The new release is based on FreeBSD 11.1

Oct 13, 2017 16:00 GMT  ·  By

Rubicon Communications' Jim Pingle announced the release of the pfSense 2.4.0 operating system, a major release that introduces support for new devices, new features, and numerous improvements.

Based on the latest FreeBSD 11.1 operating system, the pfSense 2.4 release comes with an all-new installer based on bsdinstall and featuring support for the ZFS file system, UEFI machines, as well as multiple types of partition layouts, including the widely used GPT and BIOS.

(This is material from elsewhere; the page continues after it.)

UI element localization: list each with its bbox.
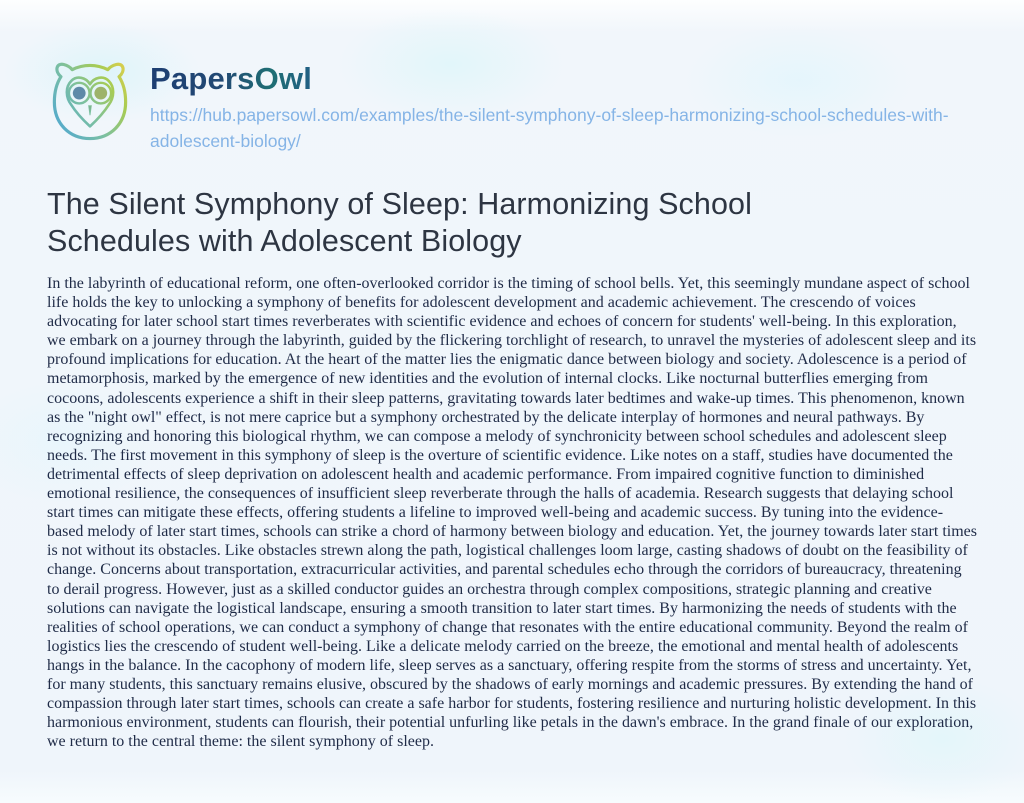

Being a massive update, pfSense 2.4 also adds support for Netgate ARM devices like SG-1000, translations for 13 new languages, and support for the OpenVPN 2.4 series, which feature TLS encryption, AES-GCM ciphers, Negotiable Crypto Parameters (NCP), and dual stack/multihome.

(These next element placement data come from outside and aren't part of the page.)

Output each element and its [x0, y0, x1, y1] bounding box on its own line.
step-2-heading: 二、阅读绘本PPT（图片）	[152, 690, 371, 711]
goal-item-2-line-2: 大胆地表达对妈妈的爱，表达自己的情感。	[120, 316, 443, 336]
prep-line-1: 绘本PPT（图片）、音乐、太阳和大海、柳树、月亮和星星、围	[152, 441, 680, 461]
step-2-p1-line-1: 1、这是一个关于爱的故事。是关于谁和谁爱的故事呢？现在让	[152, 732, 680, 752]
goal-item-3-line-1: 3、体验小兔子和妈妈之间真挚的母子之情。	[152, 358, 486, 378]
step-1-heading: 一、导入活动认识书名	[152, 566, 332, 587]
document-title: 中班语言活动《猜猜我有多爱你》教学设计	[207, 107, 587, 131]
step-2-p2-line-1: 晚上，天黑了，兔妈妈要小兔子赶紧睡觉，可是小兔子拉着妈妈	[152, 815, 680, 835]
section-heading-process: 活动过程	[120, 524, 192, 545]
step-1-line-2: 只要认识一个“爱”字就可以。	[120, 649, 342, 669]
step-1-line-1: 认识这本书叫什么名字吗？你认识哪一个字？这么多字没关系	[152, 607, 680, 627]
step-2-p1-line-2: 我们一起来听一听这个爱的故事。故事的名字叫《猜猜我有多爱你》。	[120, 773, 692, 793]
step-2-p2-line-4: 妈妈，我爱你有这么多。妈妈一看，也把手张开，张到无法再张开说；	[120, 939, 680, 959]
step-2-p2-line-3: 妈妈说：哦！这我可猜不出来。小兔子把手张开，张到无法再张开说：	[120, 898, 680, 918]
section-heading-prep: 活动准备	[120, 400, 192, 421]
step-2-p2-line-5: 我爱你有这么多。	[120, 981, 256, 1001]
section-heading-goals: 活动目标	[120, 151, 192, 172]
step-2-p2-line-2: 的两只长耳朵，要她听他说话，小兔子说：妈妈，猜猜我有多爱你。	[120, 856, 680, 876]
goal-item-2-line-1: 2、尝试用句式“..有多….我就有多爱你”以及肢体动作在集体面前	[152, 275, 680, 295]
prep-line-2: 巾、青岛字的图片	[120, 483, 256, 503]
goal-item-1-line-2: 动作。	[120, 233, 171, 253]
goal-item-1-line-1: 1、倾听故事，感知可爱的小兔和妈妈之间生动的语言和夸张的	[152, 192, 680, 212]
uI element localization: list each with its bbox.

"pfSense software version 2.4.0 was a herculean effort! It is the culmination of 18 months of hard work by Netgate and community contributors, with over 290 items resolved," said Jim Pingle. "According to Git, 671 files were changed with a total 1651680 lines added, and 185727 lines deleted."

WebGUI, Certificate Management, and Captive Portal improvements

With the pfSense 2.4 update, the developers revamped the Captive Portal to work without multiple instances of the IPFW stateful firewall, added international character support and CSR signing to Certificate Management, and improved the handling of GET/POST CSRF, as well as of AJAX in the Dashboard and WebGUI.

A new login page is also available for the WebGUI in pfSense 2.4, which inherits many of the enhancements and new features of FreeBSD 11.1, including up-to-date 802.11 wireless stack and IPsec kernel implementation, support for Microsoft Hyper-V Generation 2 virtual machines, and Elastic Networking Adapter (ENA) support.

Of course, pfSense 2.4 also ships with numerous other security enhancements, such as support for address space guards to patch the infamous "Stack Clash" vulnerability, and a bunch of new or updated hardware drivers to support more devices. A complete changelog is available in the release notes.

32-bit and NanoBSD installation images are no longer supported

Starting with this release, pfSense no longer provides 32-bit (x86) or NanoBSD installation images. This means that you'll have to install pfSense 2.4 only on 64-bit capable computers. Existing NanoBSD installs on 64-bit hardware must be reinstalled as well, and 32-bit installations will continue to receive security update for one year.

If you want to install the pfSense 2.4 operating system on your infrastructure, first make sure you have 64-bit machines, and then you can download the installation image from our web portal or the official website. All users running pfSense 2.3.x on 32-bit machines must reinstall, the rest need only to update their 64-bit installations.